Non può più essere come prima. Perché il mondo è radicalmente cambiato, anche se in molti tentanto di far finta che non sia successo nulla. La crisi nella quale ci siamo infilati ha cambiato nelle fondamenta il modo di fare economia e finanza, e anche le regole stesse della coesistenza sociale. Inutile illudersi di potersi aggrappare alle vecchie prassi.
In ogni caso, io ho una convinzione, ed è che le aziende sia dei corpi sociali autonomi, che hanno – possono avere – una vita propria a prescindere dalle persone e dalle famiglie che le hanno generate. Dunque, che un’azienda passi di mano non è di per sé sorprendente. Semmai, può sorprendere perché da noi le aziende vinicole hanno quasi sempre un nome di famiglia, e ci può sembrare strano che un’azienda dal nome di una famiglia sia di proprietà di chi con quella famiglia non c’entra, anche se è già successo altre volte. Non ci siamo ancora abituati all’idea.

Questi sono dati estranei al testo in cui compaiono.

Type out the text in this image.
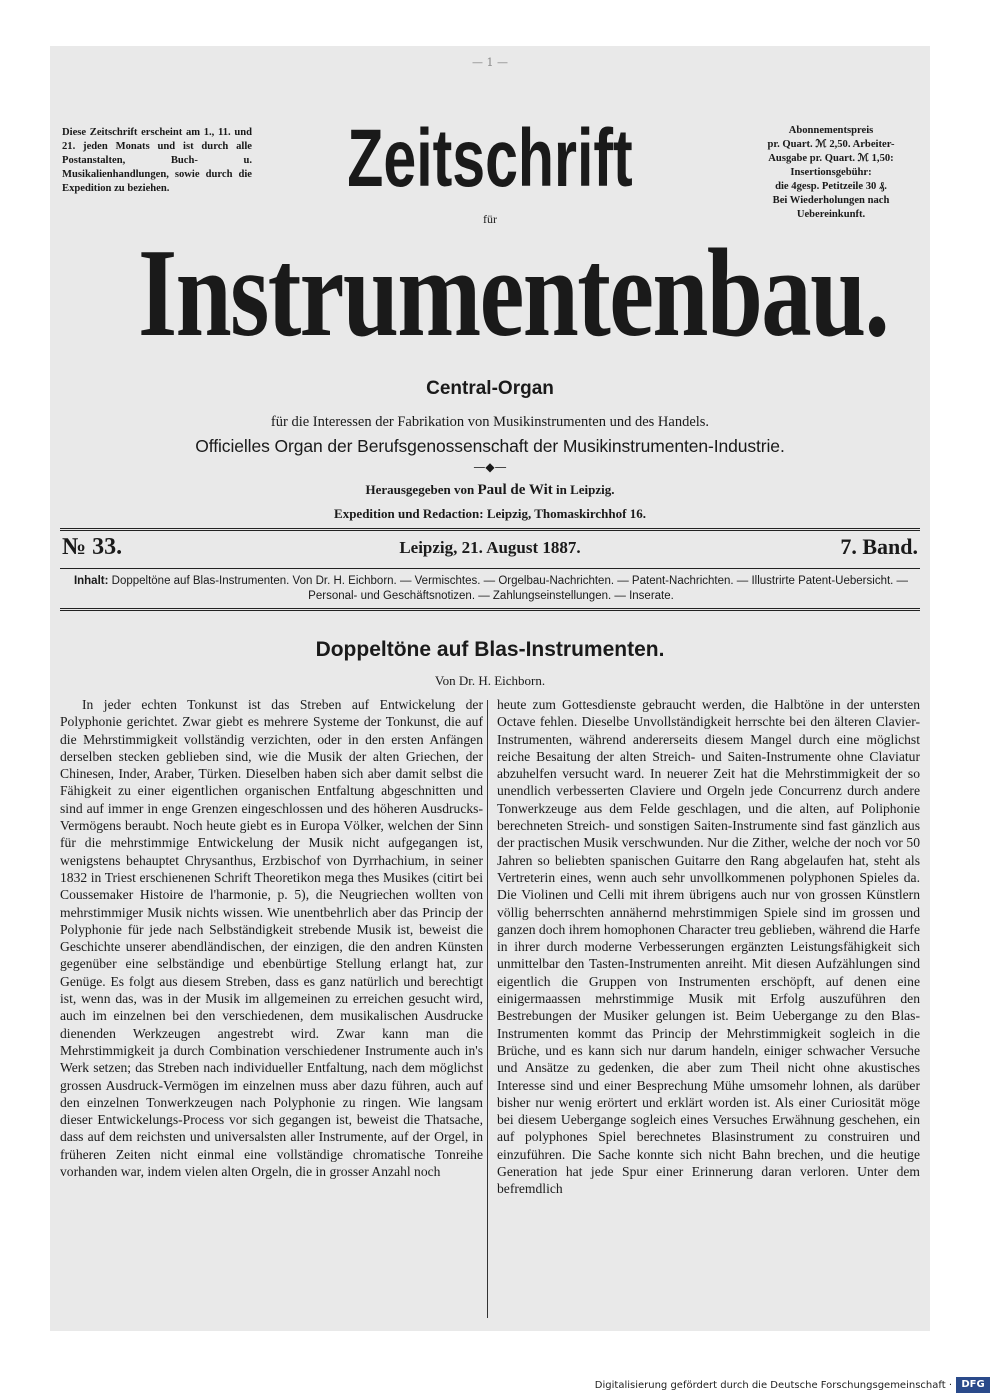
— 1 —
Diese Zeitschrift erscheint am 1., 11. und 21. jeden Monats und ist durch alle Postanstalten, Buch- u. Musikalienhandlungen, sowie durch die Expedition zu beziehen.
Abonnementspreis
pr. Quart. ℳ 2,50. Arbeiter-
Ausgabe pr. Quart. ℳ 1,50:
Insertionsgebühr:
die 4gesp. Petitzeile 30 ₰.
Bei Wiederholungen nach
Uebereinkunft.
Zeitschrift
für
Instrumentenbau.
Central-Organ
für die Interessen der Fabrikation von Musikinstrumenten und des Handels.
Officielles Organ der Berufsgenossenschaft der Musikinstrumenten-Industrie.
—◆—
Herausgegeben von Paul de Wit in Leipzig.
Expedition und Redaction: Leipzig, Thomaskirchhof 16.
№ 33.	Leipzig, 21. August 1887.	7. Band.
Inhalt: Doppeltöne auf Blas-Instrumenten. Von Dr. H. Eichborn. — Vermischtes. — Orgelbau-Nachrichten. — Patent-Nachrichten. — Illustrirte Patent-Uebersicht. — Personal- und Geschäftsnotizen. — Zahlungseinstellungen. — Inserate.
Doppeltöne auf Blas-Instrumenten.
Von Dr. H. Eichborn.
In jeder echten Tonkunst ist das Streben auf Entwickelung der Polyphonie gerichtet. Zwar giebt es mehrere Systeme der Tonkunst, die auf die Mehrstimmigkeit vollständig verzichten, oder in den ersten Anfängen derselben stecken geblieben sind, wie die Musik der alten Griechen, der Chinesen, Inder, Araber, Türken. Dieselben haben sich aber damit selbst die Fähigkeit zu einer eigentlichen organischen Entfaltung abgeschnitten und sind auf immer in enge Grenzen eingeschlossen und des höheren Ausdrucks-Vermögens beraubt. Noch heute giebt es in Europa Völker, welchen der Sinn für die mehrstimmige Entwickelung der Musik nicht aufgegangen ist, wenigstens behauptet Chrysanthus, Erzbischof von Dyrrhachium, in seiner 1832 in Triest erschienenen Schrift Theoretikon mega thes Musikes (citirt bei Coussemaker Histoire de l'harmonie, p. 5), die Neugriechen wollten von mehrstimmiger Musik nichts wissen. Wie unentbehrlich aber das Princip der Polyphonie für jede nach Selbständigkeit strebende Musik ist, beweist die Geschichte unserer abendländischen, der einzigen, die den andren Künsten gegenüber eine selbständige und ebenbürtige Stellung erlangt hat, zur Genüge. Es folgt aus diesem Streben, dass es ganz natürlich und berechtigt ist, wenn das, was in der Musik im allgemeinen zu erreichen gesucht wird, auch im einzelnen bei den verschiedenen, dem musikalischen Ausdrucke dienenden Werkzeugen angestrebt wird. Zwar kann man die Mehrstimmigkeit ja durch Combination verschiedener Instrumente auch in's Werk setzen; das Streben nach individueller Entfaltung, nach dem möglichst grossen Ausdruck-Vermögen im einzelnen muss aber dazu führen, auch auf den einzelnen Tonwerkzeugen nach Polyphonie zu ringen. Wie langsam dieser Entwickelungs-Process vor sich gegangen ist, beweist die Thatsache, dass auf dem reichsten und universalsten aller Instrumente, auf der Orgel, in früheren Zeiten nicht einmal eine vollständige chromatische Tonreihe vorhanden war, indem vielen alten Orgeln, die in grosser Anzahl noch
heute zum Gottesdienste gebraucht werden, die Halbtöne in der untersten Octave fehlen. Dieselbe Unvollständigkeit herrschte bei den älteren Clavier-Instrumenten, während andererseits diesem Mangel durch eine möglichst reiche Besaitung der alten Streich- und Saiten-Instrumente ohne Claviatur abzuhelfen versucht ward. In neuerer Zeit hat die Mehrstimmigkeit der so unendlich verbesserten Claviere und Orgeln jede Concurrenz durch andere Tonwerkzeuge aus dem Felde geschlagen, und die alten, auf Poliphonie berechneten Streich- und sonstigen Saiten-Instrumente sind fast gänzlich aus der practischen Musik verschwunden. Nur die Zither, welche der noch vor 50 Jahren so beliebten spanischen Guitarre den Rang abgelaufen hat, steht als Vertreterin eines, wenn auch sehr unvollkommenen polyphonen Spieles da. Die Violinen und Celli mit ihrem übrigens auch nur von grossen Künstlern völlig beherrschten annähernd mehrstimmigen Spiele sind im grossen und ganzen doch ihrem homophonen Character treu geblieben, während die Harfe in ihrer durch moderne Verbesserungen ergänzten Leistungsfähigkeit sich unmittelbar den Tasten-Instrumenten anreiht. Mit diesen Aufzählungen sind eigentlich die Gruppen von Instrumenten erschöpft, auf denen eine einigermaassen mehrstimmige Musik mit Erfolg auszuführen den Bestrebungen der Musiker gelungen ist. Beim Uebergange zu den Blas-Instrumenten kommt das Princip der Mehrstimmigkeit sogleich in die Brüche, und es kann sich nur darum handeln, einiger schwacher Versuche und Ansätze zu gedenken, die aber zum Theil nicht ohne akustisches Interesse sind und einer Besprechung Mühe umsomehr lohnen, als darüber bisher nur wenig erörtert und erklärt worden ist. Als einer Curiosität möge bei diesem Uebergange sogleich eines Versuches Erwähnung geschehen, ein auf polyphones Spiel berechnetes Blasinstrument zu construiren und einzuführen. Die Sache konnte sich nicht Bahn brechen, und die heutige Generation hat jede Spur einer Erinnerung daran verloren. Unter dem befremdlich
Digitalisierung gefördert durch die Deutsche Forschungsgemeinschaft · DFG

A Bordeaux le aziende passano di mano di continuo, talvolta anche i grandi marchi. Però là le aziende hanno il nome di uno château, ed è in genere l’identità dei vini dello château che conta, non quello dei proprietari. Succederà ancora, per forza, che le aziende passino di mano. Ad essere rilevante, per me, resta il vino che trovo dentro la bottiglia.